# I dont have a hedgie yet but i have these



## Bee (Feb 7, 2011)

other pets that i love very much !





This is opi (optimus prime) hes 3 yrs old and all of 3lbs





This is sophie shes now 8 months old and just about 80lbs shes a bit younger in these pictures


sophie was about 4 months old in this picture she was getting a bath, in a sink she does not fit in anymore! but she looks chinese and i love it!


and this is just for size comparison :lol:

i also have a 13 year old poodle that is pretty much completely blind. i just dont have a picture of her handy.


----------



## susanaproenca (Aug 14, 2010)

They're all very cute but I'm in love with Sophie!  
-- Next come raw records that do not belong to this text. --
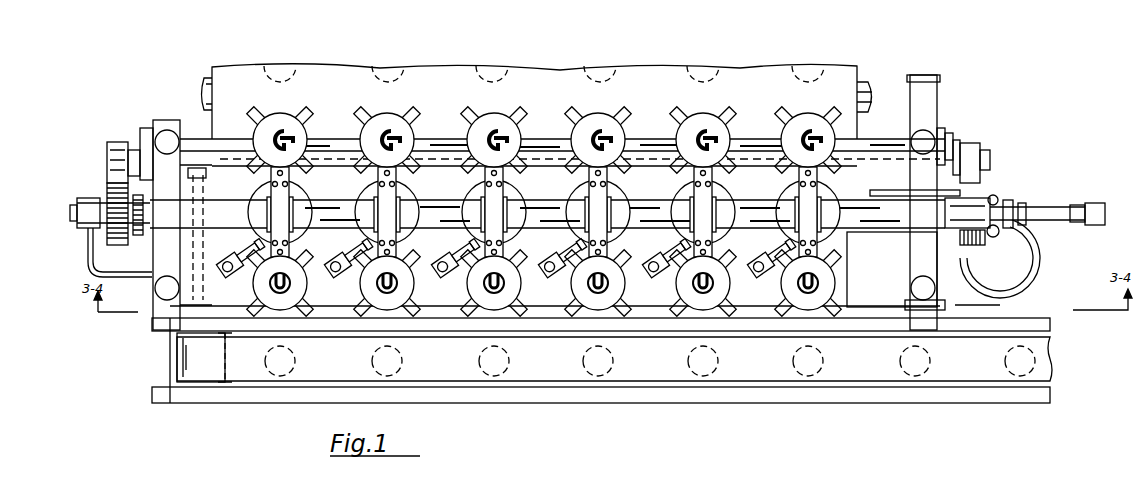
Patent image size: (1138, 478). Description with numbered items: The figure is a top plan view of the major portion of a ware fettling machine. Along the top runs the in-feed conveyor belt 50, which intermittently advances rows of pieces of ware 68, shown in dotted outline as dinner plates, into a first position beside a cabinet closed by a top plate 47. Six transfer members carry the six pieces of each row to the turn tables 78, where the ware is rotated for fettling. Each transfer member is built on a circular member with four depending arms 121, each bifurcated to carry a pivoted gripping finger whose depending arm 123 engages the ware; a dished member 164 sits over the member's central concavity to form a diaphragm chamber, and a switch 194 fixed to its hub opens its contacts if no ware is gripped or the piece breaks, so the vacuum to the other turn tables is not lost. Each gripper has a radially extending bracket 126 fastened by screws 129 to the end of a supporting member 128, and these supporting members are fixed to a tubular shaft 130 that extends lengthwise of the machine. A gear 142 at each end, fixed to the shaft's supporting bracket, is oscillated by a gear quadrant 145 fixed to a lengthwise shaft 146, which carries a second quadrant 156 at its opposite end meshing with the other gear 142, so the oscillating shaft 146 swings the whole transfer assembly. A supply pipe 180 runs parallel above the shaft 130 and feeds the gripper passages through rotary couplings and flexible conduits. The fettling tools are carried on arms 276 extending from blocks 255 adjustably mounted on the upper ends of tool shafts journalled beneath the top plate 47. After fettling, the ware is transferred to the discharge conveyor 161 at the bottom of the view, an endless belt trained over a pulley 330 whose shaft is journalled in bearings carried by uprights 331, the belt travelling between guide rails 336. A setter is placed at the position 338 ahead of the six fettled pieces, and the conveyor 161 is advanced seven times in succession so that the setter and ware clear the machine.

The conveyor belt 50 is at (537, 101).
The pieces of ware 68 is at (398, 75).
The shaft 146 is at (868, 146).
The tubular shaft 130 is at (640, 201).
The quadrant 156 is at (108, 176).
The gear 142 is at (118, 245).
The gear quadrant 145 is at (990, 168).
The supply pipe 180 is at (908, 189).
The top plate 47 is at (943, 263).
The turn tables 78 is at (300, 198).
The screws 129 is at (272, 244).
The bracket 126 is at (404, 250).
The supporting members 128 is at (718, 240).
The arms 276 is at (477, 246).
The blocks 255 is at (664, 270).
The switch 194 is at (292, 141).
The depending arms 121 is at (615, 136).
The depending arm 123 is at (638, 112).
The dished member 164 is at (412, 292).
The guide rails 336 is at (1050, 325).
The discharge conveyor 161 is at (614, 359).
The position 338 is at (935, 361).
The pulley 330 is at (200, 383).
The uprights 331 is at (224, 385).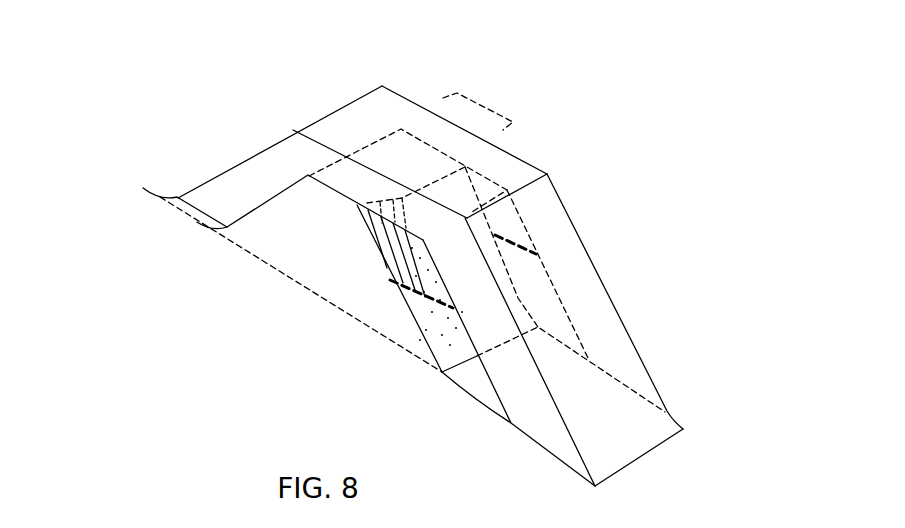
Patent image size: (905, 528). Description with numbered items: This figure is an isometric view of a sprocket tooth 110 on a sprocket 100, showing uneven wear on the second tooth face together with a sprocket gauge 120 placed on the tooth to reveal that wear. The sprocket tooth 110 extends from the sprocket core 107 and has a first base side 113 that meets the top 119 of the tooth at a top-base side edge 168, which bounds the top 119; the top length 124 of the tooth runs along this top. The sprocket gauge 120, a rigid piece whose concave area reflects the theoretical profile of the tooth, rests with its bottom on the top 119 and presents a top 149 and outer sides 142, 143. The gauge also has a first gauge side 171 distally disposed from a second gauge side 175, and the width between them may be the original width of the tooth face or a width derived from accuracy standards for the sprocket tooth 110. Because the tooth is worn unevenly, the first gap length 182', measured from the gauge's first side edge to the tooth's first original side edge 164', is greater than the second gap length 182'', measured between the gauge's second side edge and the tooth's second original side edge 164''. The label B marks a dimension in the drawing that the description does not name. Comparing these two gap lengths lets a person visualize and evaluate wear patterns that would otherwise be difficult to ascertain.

The sprocket 100 is at (96, 168).
The sprocket core 107 is at (267, 341).
The sprocket tooth 110 is at (600, 231).
The first base side 113 is at (247, 235).
The top 119 is at (412, 170).
The sprocket gauge 120 is at (340, 78).
The top length 124 is at (496, 107).
The outer side 142 is at (610, 333).
The outer side 143 is at (220, 150).
The top 149 is at (507, 173).
The first original side edge 164' is at (385, 285).
The second original side edge 164'' is at (575, 262).
The top-base side edge 168 is at (323, 180).
The first gauge side 171 is at (282, 160).
The second gauge side 175 is at (675, 376).
The first gap length 182' is at (421, 343).
The second gap length 182'' is at (589, 207).
The width B is at (250, 280).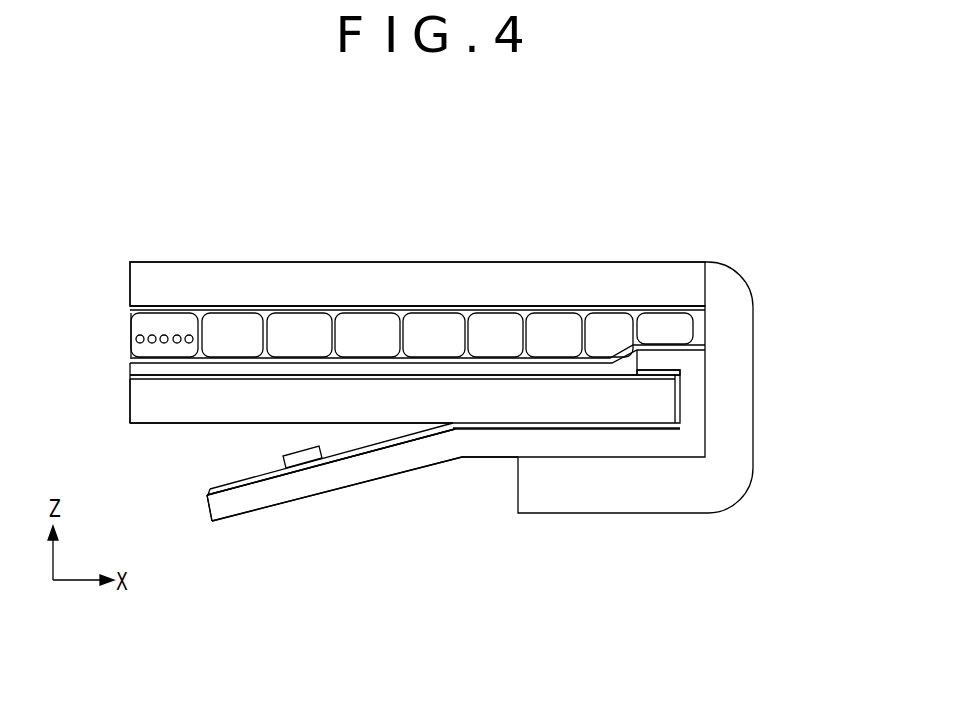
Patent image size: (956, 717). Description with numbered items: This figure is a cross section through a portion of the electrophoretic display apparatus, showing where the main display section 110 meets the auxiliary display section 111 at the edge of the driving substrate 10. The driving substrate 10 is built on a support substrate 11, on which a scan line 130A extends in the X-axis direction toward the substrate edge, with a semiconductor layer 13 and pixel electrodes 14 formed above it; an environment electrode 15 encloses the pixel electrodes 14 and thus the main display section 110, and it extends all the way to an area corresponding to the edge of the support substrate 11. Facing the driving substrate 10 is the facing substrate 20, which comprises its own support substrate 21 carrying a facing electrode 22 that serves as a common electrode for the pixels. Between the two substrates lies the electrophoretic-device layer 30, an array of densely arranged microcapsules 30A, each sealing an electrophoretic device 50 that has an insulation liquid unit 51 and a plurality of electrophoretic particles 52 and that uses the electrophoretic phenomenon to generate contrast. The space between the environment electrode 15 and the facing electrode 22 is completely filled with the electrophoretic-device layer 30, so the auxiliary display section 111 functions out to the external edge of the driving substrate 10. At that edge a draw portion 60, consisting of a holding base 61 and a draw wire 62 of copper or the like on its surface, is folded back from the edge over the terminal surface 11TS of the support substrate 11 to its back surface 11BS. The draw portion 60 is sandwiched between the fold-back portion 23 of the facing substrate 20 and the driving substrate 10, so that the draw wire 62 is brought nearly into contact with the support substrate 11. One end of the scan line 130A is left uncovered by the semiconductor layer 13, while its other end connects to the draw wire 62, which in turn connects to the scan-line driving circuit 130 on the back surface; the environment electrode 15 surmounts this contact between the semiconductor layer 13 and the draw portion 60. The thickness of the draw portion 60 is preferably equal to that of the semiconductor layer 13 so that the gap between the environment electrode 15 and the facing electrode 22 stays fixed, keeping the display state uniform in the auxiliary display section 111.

The driving substrate 10 is at (616, 596).
The support substrate 11 is at (593, 400).
The terminal surface of the support substrate 11TS is at (675, 408).
The back surface of the support substrate 11BS is at (263, 425).
The semiconductor layer 13 is at (239, 376).
The pixel electrode 14 is at (207, 376).
The environment electrode 15 is at (544, 357).
The facing substrate 20 is at (378, 202).
The support substrate of the facing substrate 21 is at (386, 262).
The facing electrode 22 is at (432, 306).
The fold-back portion 23 is at (768, 423).
The electrophoretic-device layer 30 is at (112, 318).
The microcapsule 30A is at (125, 316).
The electrophoretic device 50 is at (205, 202).
The insulation liquid unit 51 is at (154, 331).
The electrophoretic particles 52 is at (178, 334).
The draw portion 60 is at (362, 573).
The holding base 61 is at (377, 463).
The draw wire 62 is at (490, 430).
The main display section 110 is at (332, 118).
The auxiliary display section 111 is at (705, 118).
The scan-line driving circuit 130 is at (313, 461).
The scan line 130A is at (155, 387).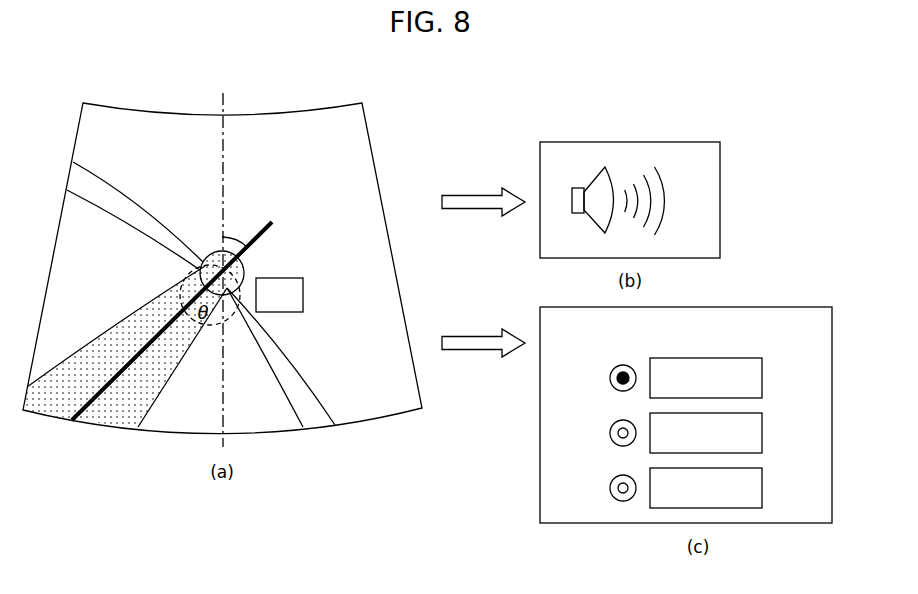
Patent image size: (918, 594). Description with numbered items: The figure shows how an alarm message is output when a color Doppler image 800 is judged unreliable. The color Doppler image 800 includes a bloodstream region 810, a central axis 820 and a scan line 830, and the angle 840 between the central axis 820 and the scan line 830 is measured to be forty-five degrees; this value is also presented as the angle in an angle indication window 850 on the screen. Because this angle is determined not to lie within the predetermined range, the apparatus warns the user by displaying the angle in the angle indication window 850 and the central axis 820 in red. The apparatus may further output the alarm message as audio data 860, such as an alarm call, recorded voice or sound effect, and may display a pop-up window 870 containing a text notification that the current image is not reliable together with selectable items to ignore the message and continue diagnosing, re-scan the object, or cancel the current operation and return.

In FIG. 8A, the color Doppler image 800 is at (133, 152).
In FIG. 8A, the bloodstream region 810 is at (167, 392).
In FIG. 8A, the central axis 820 is at (142, 348).
In FIG. 8A, the scan line 830 is at (223, 176).
In FIG. 8A, the angle 840 is at (177, 283).
In FIG. 8A, the angle indication window 850 is at (303, 295).
In FIG. 8B, the audio data output 860 is at (632, 141).
In FIG. 8C, the pop-up window 870 is at (743, 305).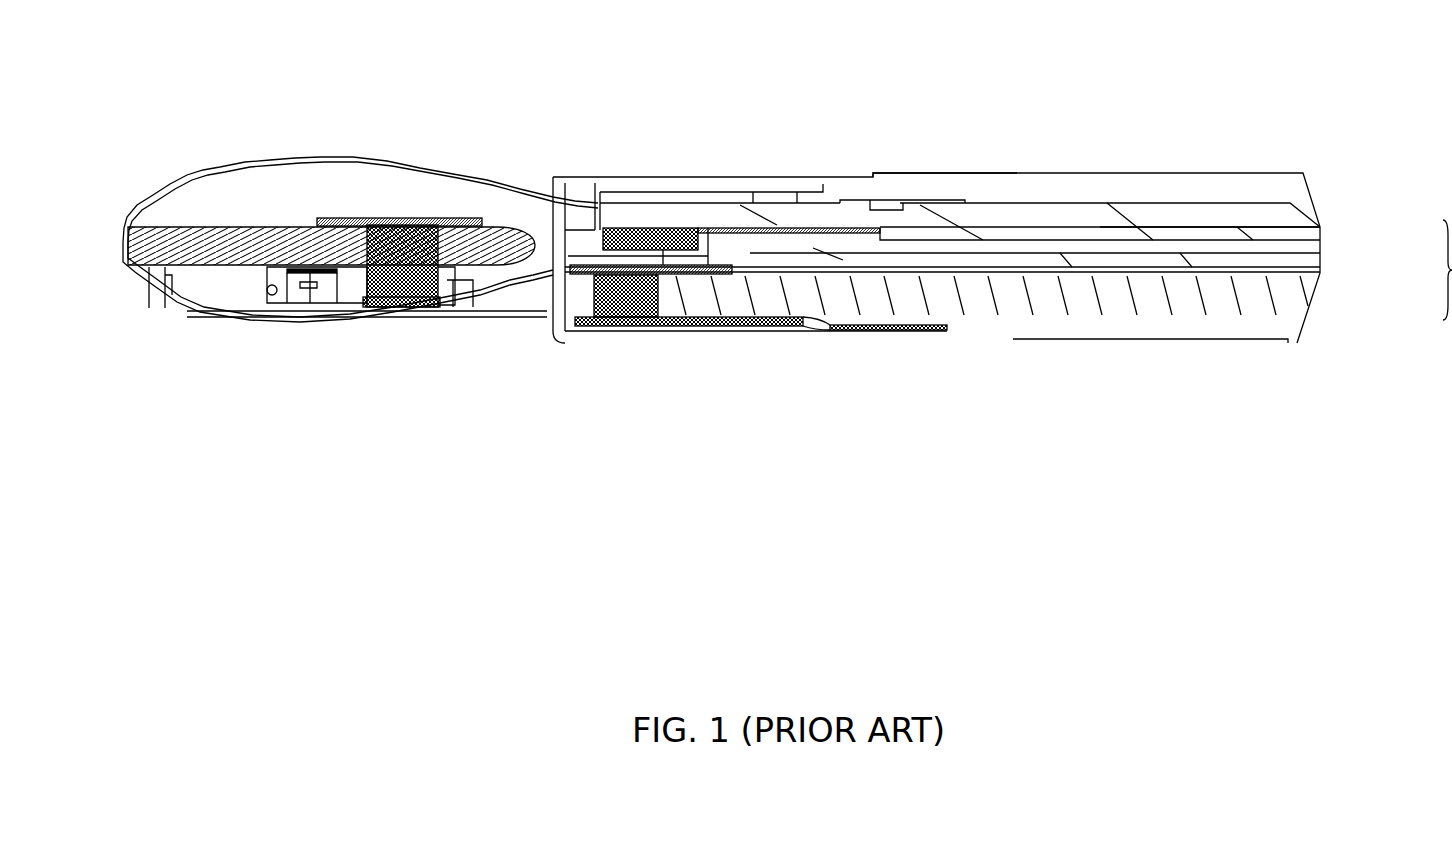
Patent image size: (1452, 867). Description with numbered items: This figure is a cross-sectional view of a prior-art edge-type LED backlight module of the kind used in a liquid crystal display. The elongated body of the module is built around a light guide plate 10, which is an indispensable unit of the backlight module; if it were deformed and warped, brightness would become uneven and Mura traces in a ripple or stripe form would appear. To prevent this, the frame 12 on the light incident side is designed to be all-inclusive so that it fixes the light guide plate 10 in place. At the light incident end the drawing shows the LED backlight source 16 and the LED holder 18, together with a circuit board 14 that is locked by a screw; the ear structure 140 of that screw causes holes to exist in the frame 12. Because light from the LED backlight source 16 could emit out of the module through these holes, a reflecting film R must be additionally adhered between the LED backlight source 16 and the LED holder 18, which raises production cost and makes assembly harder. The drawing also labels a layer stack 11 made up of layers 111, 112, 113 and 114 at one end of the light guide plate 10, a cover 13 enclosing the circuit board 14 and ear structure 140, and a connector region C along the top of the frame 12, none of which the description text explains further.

The light guide plate 10 is at (1043, 300).
The layer stack 11 is at (1447, 270).
The first layer 111 is at (1322, 248).
The second layer 112 is at (1322, 256).
The third layer 113 is at (1322, 263).
The fourth layer 114 is at (1322, 272).
The frame 12 is at (705, 340).
The housing cover 13 is at (218, 167).
The circuit board 14 is at (225, 250).
The ear structure 140 is at (350, 222).
The LED backlight source 16 is at (630, 327).
The LED holder 18 is at (582, 257).
The reflecting film R is at (725, 265).
The connector C is at (912, 177).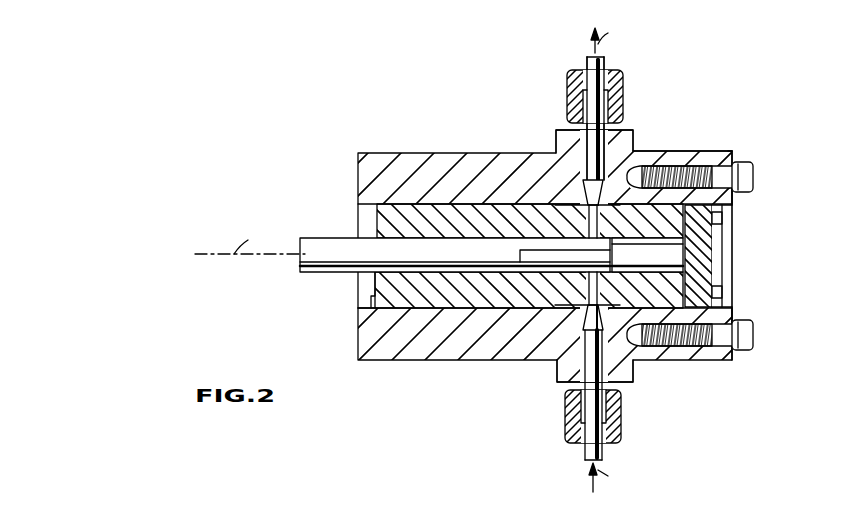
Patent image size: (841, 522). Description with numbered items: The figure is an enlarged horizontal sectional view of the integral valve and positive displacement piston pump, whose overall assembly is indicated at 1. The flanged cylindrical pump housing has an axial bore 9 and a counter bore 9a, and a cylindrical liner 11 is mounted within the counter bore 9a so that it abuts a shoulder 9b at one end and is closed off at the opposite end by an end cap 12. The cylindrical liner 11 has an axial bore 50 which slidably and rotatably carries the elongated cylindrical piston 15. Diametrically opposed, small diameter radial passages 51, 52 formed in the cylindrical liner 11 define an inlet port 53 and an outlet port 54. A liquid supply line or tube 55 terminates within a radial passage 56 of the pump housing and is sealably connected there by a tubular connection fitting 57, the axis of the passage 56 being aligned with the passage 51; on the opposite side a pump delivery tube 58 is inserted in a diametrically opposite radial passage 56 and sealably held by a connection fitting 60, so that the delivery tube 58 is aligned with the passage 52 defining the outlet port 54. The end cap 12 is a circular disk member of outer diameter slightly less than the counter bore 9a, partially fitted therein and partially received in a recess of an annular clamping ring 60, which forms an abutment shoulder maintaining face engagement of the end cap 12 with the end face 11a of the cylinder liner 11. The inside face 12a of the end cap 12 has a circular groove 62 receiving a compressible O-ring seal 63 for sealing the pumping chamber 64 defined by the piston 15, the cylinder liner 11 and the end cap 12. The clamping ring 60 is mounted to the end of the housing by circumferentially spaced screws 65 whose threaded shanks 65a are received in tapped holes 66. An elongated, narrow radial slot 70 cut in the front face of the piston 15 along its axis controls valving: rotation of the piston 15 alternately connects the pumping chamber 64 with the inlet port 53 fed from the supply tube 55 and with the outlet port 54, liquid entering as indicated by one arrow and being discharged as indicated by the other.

The dispensing device 1 is at (426, 0).
The axial bore 9 is at (366, 300).
The counter bore 9a is at (440, 303).
The shoulder 9b is at (372, 310).
The cylindrical liner 11 is at (463, 222).
The end face 11a is at (722, 222).
The end cap 12 is at (735, 258).
The inside face 12a is at (714, 245).
The piston 15 is at (312, 256).
The axial bore 50 is at (403, 200).
The radial passage 51 is at (542, 308).
The radial passage 52 is at (576, 200).
The inlet port 53 is at (614, 260).
The outlet port 54 is at (582, 240).
The liquid supply line 55 is at (586, 455).
The radial passage 56 is at (612, 140).
The tubular connection fitting 57 is at (620, 420).
The pump delivery tube 58 is at (604, 72).
The connection fitting 60 is at (620, 102).
The circular groove 62 is at (735, 205).
The O-ring seal 63 is at (738, 300).
The pumping chamber 64 is at (722, 287).
The screws 65 is at (745, 172).
The threaded shanks 65a is at (688, 352).
The tapped holes 66 is at (660, 150).
The slot 70 is at (507, 308).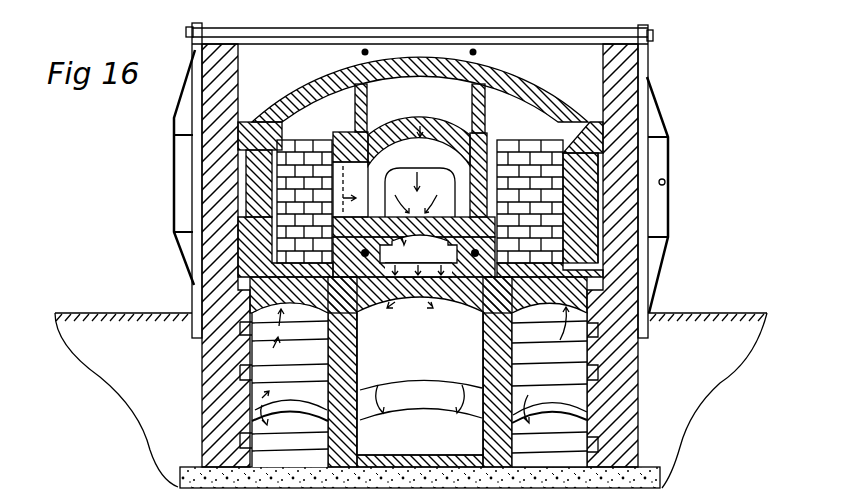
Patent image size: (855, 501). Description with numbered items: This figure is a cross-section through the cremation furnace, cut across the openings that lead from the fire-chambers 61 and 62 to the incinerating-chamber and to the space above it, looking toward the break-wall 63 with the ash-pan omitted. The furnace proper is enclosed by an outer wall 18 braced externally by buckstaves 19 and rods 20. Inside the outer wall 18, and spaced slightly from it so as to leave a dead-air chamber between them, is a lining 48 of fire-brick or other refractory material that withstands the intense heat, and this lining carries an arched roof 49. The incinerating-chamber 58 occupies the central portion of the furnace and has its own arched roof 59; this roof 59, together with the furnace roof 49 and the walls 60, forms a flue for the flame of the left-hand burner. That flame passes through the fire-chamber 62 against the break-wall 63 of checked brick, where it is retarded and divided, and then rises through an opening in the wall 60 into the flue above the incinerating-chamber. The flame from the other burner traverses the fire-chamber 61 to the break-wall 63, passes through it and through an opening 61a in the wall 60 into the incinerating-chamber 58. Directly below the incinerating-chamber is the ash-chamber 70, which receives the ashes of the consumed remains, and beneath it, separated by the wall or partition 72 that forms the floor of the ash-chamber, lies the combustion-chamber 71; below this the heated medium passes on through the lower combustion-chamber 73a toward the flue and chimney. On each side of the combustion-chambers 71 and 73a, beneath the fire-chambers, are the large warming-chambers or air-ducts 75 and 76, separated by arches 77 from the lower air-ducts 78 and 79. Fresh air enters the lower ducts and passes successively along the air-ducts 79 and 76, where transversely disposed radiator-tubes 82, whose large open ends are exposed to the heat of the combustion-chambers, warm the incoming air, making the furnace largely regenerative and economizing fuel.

And I know I'd love your poodle too, I had a poodle that sadly just passed away at 13 years old. Her name was Lili. They are wonderful friends.


----------



## Bee (Feb 7, 2011)

aww im sorry to hear about Lili, she was a poodle so im sure she was wonderful !. They are amazing inteligent little dogs. Ours is a mini and shes white,including her eyes b/c of cataracs, and big ball of fluff shes so spunky still even though shes blind and incredibly loving.


----------



## Quilled1 (Dec 29, 2010)

Love the tub pic! She's bracing for the unpleasantness :x


----------



## PJM (May 7, 2010)

They are all so adorable. I really like the one of Sophie asleep on the couch. So sweet.


----------



## Bee (Feb 7, 2011)

Thanks !  i love them and its crazy how those 2 get along they are so different :lol:


----------



## Nancy (Aug 22, 2008)

Very cute.


----------



## Julie Stuhr (Mar 21, 2010)

Cute!


----------



## Bee (Feb 7, 2011)

thanks !! and my babies say thanks too !


----------



## tie-dye hedgie (Dec 19, 2009)

Adorable! Thanks for sharing!


----------



## britpeters (Feb 6, 2011)

Lmaoooo, omg the little chihuahua! So **** cute, and has the best name ever hahaha. Get a hedgie! I cannot think of one reason not to


----------



## Bee (Feb 7, 2011)

britpeters said:


> Lmaoooo, omg the little chihuahua! So darn cute, and has the best name ever hahaha. Get a hedgie! I cannot think of one reason not to


Thanks! i love the reactions when i tell people his name :lol:


----------



## shetland (Sep 2, 2008)

Wow! Look at those ears in picture #1 !!!!!!! I think all of the pictures are wonderful, I especially like the last one with both babies together!


----------